Opération séduction de la Chine méridionale à Genève

Commerce Une cinquantaine de leadersde Guangzhou sont venus parler affaires

La démarche visait surtout à «consolider les liens existants», dans la foulée de l’entrée en vigueur en juillet de l’accord bilatéral entre Berne et Pékin, du 40e anniversaire de l’ambassade suisse en Chine et de la prochaine commémoration des 65 ans de relations diplomatiques entre les deux pays. Mercredi, les membres les plus influents du CCPIT de Guangzhou, ou Conseil de promotion du commerce international de Canton – troisième plus importante ville de Chine après Pékin et Shanghai –, ont invité les entreprises genevoises présentes à conclure des contrats de coopération technique ou d’investissements avec leurs homologues de la «mégalopole du delta de la rivière des Perles».

La rencontre, co-organisée par la Chambre de commerce, d’industrie et des services de Genève (CCIG), a réuni l’espace d’une matinée plus d’une centaine de participants. «Ce forum regroupe une quarantaine de multinationales chinoises, représentant plusieurs dizaines de milliards de dollars de capitalisation, et une cinquantaine de décideurs. Nous sommes ici pour établir des relations commerciales fructueuses et prospères», résume Kaizhang Zeng, président du CCPIT de Guangzhou et chef de la délégation chinoise.

A quoi ressemblent les entités commerciales chinoises en quête de partenaires helvétiques? Premier exemple: Guangzhou Light Industry & Trade Group, mastodonte du secteur des biens de consommation, produisant des lampes torche, de l’électroménager, des instruments de musique, du textile et des parfums, en passant par de la nourriture. L’entité cogère avec Nestlé la plus grosse usine de glaces d’Asie.

«Nous faisons partie des 500 plus grandes entreprises de Chine, et avons généré en 2013 six milliards de dollars de chiffre d’affaires», indique Shoubin Hu, vice-président et directeur général de la multinationale, qui fournit notamment Coca-Cola, Procter & Gamble ou Firmenich en matières premières ou produits semi-finis, et qui vise une croissance de 25% par an.

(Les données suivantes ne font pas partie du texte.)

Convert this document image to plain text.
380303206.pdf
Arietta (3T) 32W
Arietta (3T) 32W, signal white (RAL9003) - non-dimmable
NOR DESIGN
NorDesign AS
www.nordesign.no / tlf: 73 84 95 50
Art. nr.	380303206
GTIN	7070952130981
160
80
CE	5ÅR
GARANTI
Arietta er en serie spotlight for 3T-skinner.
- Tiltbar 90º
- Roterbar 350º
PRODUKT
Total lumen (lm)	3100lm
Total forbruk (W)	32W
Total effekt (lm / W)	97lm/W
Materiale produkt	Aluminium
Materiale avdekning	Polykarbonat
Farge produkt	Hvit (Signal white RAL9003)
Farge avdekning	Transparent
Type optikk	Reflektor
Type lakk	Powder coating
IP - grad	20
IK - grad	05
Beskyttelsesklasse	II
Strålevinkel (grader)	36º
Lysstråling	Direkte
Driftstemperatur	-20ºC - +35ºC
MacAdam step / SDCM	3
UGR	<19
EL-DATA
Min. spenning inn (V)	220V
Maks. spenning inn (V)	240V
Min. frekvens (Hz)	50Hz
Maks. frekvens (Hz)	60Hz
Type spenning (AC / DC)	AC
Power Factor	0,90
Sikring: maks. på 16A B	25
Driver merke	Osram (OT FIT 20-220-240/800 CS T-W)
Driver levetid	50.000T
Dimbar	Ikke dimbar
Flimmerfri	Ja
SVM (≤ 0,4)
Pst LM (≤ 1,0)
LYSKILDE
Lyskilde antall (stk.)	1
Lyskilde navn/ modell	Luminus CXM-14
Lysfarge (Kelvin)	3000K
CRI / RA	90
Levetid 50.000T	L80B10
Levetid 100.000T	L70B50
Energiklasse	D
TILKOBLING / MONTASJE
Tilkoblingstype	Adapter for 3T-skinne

Autres exemples: Guangzhou Lingnan International Enterprise Group (2 milliards de dollars de ventes, pour une croissance annuelle de 20%) ou Guangzhou Radio Group, leaders respectivement dans le tourisme-restauration-congrès et la haute technologie. Cette dernière société intéresse George McKarris. «Même si j’ai déjà eu des contacts avec d’autres groupes chinois d’envergure, je vais quand même tenter une approche», relève le fondateur de la start-up genevoise CleanFizz, active dans les technologies durables.

Concentré de multinationales

Les opportunités à saisir étaient nombreuses. A l’instar de Invest­Glass, autre start-up basée à Plan-les-Ouates et spécialisée dans l’information financière. «Nous avons déjà identifié une ouverture du côté de la Bank of Guangzhou», se félicite son fondateur, Alexandre Gaillard.

Guangzhou, ou Canton, abrite environ 15 millions d’habitants. Elle affichait en 2013 un PIB de 226,7 milliards de dollars, dont plus de 61% proviennent de la vente de services. «Notre port est classé au 4e rang mondial en termes de volume de fret», précise Kaizhang Zeng. Plus de 230 des 500 plus importantes multinationales du monde y sont établies. La cité accueille environ 10 000 sociétés étrangères.

«La Suisse, avec ses 255 millions de capital investis sur place, est un partenaire commercial majeur», souligne celui qui, l’an passé, était déjà de passage à Zurich pour une première opération séduction en terres helvétiques.